Il culto della povertà, dalle sue origini più antiche, nel medioevo, come negli ultimi due secoli, è sempre stata determinata e sostenuta da predicatori e dai loro discepoli, mossi dall’invidia, dal risentimento e dall’avversione da tutto ciò si elevi al di sopra di loro, o da individui delle classi più alte, che non riescono a gestire l’invidia altrui, rinunciando spontaneamente ai propri privilegi.

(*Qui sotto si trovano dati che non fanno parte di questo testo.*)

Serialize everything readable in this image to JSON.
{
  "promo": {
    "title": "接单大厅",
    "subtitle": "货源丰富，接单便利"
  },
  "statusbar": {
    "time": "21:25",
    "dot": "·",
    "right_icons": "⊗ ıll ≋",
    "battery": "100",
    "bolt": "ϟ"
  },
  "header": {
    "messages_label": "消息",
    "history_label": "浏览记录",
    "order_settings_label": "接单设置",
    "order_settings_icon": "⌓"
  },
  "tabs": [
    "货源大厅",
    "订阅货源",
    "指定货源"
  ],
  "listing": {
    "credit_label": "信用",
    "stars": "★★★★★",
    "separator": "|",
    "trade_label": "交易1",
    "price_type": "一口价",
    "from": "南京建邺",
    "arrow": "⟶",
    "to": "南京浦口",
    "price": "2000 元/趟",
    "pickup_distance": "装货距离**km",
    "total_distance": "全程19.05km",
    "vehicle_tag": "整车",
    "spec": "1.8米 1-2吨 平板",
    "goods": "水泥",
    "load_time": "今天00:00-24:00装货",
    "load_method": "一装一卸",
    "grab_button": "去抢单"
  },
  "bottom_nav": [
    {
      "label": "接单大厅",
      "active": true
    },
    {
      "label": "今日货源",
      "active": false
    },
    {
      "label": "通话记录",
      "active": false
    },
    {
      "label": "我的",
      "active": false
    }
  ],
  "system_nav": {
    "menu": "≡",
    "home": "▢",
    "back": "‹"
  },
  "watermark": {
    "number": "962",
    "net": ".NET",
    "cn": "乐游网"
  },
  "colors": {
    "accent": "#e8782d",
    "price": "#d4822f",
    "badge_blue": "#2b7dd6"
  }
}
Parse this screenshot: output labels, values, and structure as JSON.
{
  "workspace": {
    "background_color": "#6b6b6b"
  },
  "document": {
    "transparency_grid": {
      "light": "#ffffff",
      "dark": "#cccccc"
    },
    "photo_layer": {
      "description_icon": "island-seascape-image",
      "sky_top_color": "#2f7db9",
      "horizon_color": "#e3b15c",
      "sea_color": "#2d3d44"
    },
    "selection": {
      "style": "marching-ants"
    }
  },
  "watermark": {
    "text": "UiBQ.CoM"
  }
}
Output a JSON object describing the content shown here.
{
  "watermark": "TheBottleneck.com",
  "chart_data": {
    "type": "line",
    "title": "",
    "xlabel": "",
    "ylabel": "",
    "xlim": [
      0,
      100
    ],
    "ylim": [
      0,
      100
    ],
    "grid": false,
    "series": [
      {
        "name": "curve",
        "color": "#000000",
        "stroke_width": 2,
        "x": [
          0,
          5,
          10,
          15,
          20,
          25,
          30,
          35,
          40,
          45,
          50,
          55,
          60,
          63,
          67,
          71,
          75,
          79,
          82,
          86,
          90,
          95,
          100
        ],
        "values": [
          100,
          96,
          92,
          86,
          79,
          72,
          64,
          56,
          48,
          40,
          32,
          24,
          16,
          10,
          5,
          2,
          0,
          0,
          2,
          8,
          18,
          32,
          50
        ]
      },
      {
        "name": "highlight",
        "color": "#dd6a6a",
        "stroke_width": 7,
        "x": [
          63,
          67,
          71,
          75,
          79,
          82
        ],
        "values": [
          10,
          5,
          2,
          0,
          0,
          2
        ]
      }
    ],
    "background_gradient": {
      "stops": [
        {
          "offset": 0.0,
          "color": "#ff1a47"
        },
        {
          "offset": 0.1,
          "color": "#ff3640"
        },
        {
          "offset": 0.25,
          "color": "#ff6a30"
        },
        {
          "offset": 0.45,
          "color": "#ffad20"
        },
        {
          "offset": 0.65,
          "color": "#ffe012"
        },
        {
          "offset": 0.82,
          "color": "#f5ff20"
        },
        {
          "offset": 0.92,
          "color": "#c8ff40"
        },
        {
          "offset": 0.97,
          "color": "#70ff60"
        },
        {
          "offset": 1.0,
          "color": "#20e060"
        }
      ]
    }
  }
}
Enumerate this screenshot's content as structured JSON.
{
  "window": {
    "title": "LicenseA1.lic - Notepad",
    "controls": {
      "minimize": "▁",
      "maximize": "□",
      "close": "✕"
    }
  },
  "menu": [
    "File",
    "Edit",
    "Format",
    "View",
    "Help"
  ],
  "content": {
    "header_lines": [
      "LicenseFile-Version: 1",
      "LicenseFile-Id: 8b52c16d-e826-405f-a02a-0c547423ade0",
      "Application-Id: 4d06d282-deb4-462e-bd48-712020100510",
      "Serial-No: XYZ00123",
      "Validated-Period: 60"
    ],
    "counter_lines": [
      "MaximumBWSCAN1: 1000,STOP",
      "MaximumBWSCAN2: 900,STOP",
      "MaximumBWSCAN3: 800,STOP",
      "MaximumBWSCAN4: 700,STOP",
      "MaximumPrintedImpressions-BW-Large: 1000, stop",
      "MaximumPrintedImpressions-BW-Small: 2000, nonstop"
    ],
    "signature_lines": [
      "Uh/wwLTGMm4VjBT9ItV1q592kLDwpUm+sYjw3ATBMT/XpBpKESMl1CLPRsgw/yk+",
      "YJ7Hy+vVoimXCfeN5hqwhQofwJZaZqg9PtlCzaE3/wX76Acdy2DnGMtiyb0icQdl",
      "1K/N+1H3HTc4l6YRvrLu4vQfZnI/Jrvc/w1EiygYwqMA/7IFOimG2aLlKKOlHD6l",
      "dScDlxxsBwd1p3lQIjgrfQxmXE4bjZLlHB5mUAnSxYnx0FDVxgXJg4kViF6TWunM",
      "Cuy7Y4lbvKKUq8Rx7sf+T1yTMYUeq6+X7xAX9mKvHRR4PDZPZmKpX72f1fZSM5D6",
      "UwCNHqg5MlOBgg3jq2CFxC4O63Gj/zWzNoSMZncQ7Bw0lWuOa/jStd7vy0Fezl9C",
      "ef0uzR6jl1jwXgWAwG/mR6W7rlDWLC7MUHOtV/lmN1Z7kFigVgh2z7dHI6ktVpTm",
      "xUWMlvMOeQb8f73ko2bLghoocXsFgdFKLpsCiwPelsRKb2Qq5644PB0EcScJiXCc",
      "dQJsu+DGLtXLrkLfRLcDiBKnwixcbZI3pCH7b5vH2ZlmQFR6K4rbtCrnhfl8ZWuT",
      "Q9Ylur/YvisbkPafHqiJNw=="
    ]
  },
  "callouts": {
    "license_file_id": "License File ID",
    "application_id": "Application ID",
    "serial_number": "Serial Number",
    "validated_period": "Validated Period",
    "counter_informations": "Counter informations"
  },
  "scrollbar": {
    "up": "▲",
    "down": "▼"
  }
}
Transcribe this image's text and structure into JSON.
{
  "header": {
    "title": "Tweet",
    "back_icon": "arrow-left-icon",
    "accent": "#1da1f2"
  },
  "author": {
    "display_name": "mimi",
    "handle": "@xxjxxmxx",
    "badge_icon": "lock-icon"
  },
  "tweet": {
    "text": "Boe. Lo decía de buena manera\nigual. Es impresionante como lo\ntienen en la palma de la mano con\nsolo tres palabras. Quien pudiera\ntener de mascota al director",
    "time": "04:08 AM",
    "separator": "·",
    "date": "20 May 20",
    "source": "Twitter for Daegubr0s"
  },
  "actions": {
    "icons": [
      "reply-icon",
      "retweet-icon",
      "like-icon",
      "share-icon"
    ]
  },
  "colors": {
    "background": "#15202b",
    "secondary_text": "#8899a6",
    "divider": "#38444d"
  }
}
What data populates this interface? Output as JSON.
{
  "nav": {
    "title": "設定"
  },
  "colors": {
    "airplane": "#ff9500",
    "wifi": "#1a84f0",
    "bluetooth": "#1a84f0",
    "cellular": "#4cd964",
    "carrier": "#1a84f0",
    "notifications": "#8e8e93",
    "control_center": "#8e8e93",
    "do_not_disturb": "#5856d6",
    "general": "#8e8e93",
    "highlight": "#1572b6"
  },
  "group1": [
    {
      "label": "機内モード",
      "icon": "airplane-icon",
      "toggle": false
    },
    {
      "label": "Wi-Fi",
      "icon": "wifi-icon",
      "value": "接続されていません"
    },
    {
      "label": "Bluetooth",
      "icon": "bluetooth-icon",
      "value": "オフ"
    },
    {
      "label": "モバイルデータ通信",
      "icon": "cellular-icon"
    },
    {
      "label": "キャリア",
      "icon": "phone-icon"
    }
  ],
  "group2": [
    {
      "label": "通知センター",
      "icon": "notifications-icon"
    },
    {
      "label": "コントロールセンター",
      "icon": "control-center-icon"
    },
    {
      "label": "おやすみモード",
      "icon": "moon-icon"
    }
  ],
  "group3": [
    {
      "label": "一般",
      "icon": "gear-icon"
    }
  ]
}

Questa variegata massa di rinnegati, è spinta ad abbracciare la povertà, pensando di riscattare la propria classe sociale, oppure dopo delusioni personali, risentimenti contro i genitori e parenti, punendo sé stessi.

La reazione emotiva che spinge molti individui alla povertà, dipende dall’invidia aggressiva che condiziona la vita dei figli di genitori benestanti o ricchi, che aderiscono a gruppi di estrazione povera, che per invidia propugnano la rivoluzione sociale, perché questa serve a colpire, danneggiare o almeno umiliare, quelli che sono superiori a loro.

Gli individui di buona famiglia, che non soffrono di invidia, ma aderiscono ai gruppi rivoluzionari, sono comunque costretti a condurre e ad appoggiare la politica dell’invidia.

Dagli anni cinquanta in poi, la classe media inglese generò il più alto numero di soggetti benestanti, che passarono alla protesta contro il capitalismo, sfruttati dai politici, dagli agitatori e dai propagandisti, per indirizzare le ire degli invidiosi, su capri espiatori ben individuabili, dai gruppi popolari, per scatenare la loro indignazione.

Spesso, le azioni di protesta intraprese da una ridotta minoranza, sono viste da alcuni come una giustificazione emozionale del più crudo terrore di una rivoluzione, a differenza della stessa azione compiuta dalla massa, che verrebbe registrata nella statistica criminale con un senso di noia.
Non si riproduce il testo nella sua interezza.